Bireylerin ve toplumların beslenme alışkanlıklarını değerlendirerek onlara uygun beslenme plan ve programları üreten, sağlıklı nesiller için bireyi ve toplumu bilinçlendiren diyetisyenler, halk sağlığının korunması ve geliştirilmesinde de büyük sorumluluklar üstlenmektedir.
Sağlıklı ve sürdürülebilir bir beslenme programı bol miktarda tam tahıllar, kurubaklagiller, sebze ve meyveler, kuruyemişler ve yağlı tohumları içeren çok çeşitli bitki bazlı besin gruplarından oluşmalıdır. Günlük diyetin yağ içeriği %30’un altında olmalı ve yağ gereksinimi yağlı tohumlar, kuruyemişler, avokado ve zeytin gibi meyvelerden karşılanmalıdır.

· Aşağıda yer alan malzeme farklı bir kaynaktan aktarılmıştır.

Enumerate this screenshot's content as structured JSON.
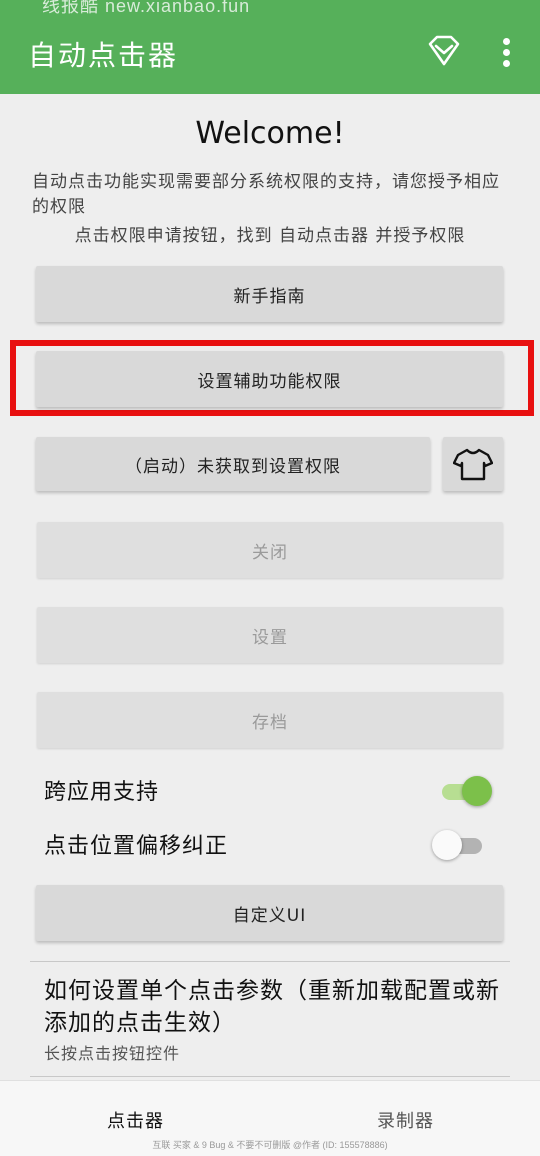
{
  "status_bar": {
    "text": "线报酷 new.xianbao.fun"
  },
  "appbar": {
    "title": "自动点击器",
    "icons": [
      "diamond-icon",
      "more-vert-icon"
    ],
    "color": "#56b05a"
  },
  "main": {
    "welcome": "Welcome!",
    "description": "自动点击功能实现需要部分系统权限的支持，请您授予相应的权限",
    "hint": "点击权限申请按钮，找到 自动点击器 并授予权限"
  },
  "buttons": {
    "guide": "新手指南",
    "accessibility": "设置辅助功能权限",
    "start": "（启动）未获取到设置权限",
    "close": "关闭",
    "settings": "设置",
    "save": "存档",
    "custom_ui": "自定义UI"
  },
  "shirt_button": {
    "icon": "shirt-icon"
  },
  "toggles": [
    {
      "label": "跨应用支持",
      "on": true,
      "accent": "#7cc04a"
    },
    {
      "label": "点击位置偏移纠正",
      "on": false
    }
  ],
  "howto": {
    "title": "如何设置单个点击参数（重新加载配置或新添加的点击生效）",
    "subtitle": "长按点击按钮控件"
  },
  "bottom_nav": {
    "items": [
      {
        "label": "点击器",
        "active": true
      },
      {
        "label": "录制器",
        "active": false
      }
    ]
  },
  "watermark": "互联 买家 & 9 Bug & 不要不可删版 @作者 (ID: 155578886)",
  "colors": {
    "highlight": "#e81010"
  }
}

Lif, vitamin, mineral, antioksidan bileşenlerden zengin bitkisel besinler diyabet, kalp ve damar hastalıkları, mide ve bağırsak hastalıkları, kemik ve eklem hastalıkları, kanser gibi bulaşıcı olmayan kronik hastalıklara karşı koruyucu ve tedavi edici etki göstermektedir.
Aksine hayvansal kaynaklı besin grupları (kırmızı et, kümes hayvanları, yumurta, süt ve süt ürünleri..) ve işlenmiş gıdalar (rafine tahıllar, paketli besinler, fast food, sakatatlar, işlenmiş et ürünleri..) yüksek miktarda kolesterol, doymuş yağ, trans yağ, tuz, şeker ve katkı maddelerini yüksek miktarda içerdiklerinden tüm kronik hastalıkların gelişimini tetiklemekte ve tedavi sürecini olumsuz etkilemektedir.
Tüm bu zararlı bileşenlere ek olarak hızlı ağırlık kaybı için ihtiyacın altında beslenmek ve detoks uygulamaları gibi tek tip beslenmek metabolizmayı yavaşlatacağı ve yetersiz karbonhidrat, protein, vitamin, mineral, lif alımına neden olacağı için uzun vadede vücut sağlığına zarar verecektir. Sağlıklı ve sürdürülebilir bir beslenme programı kişiye özel olmalı, ve sadece biz diyetisyenler tarafından uygulanmalıdır.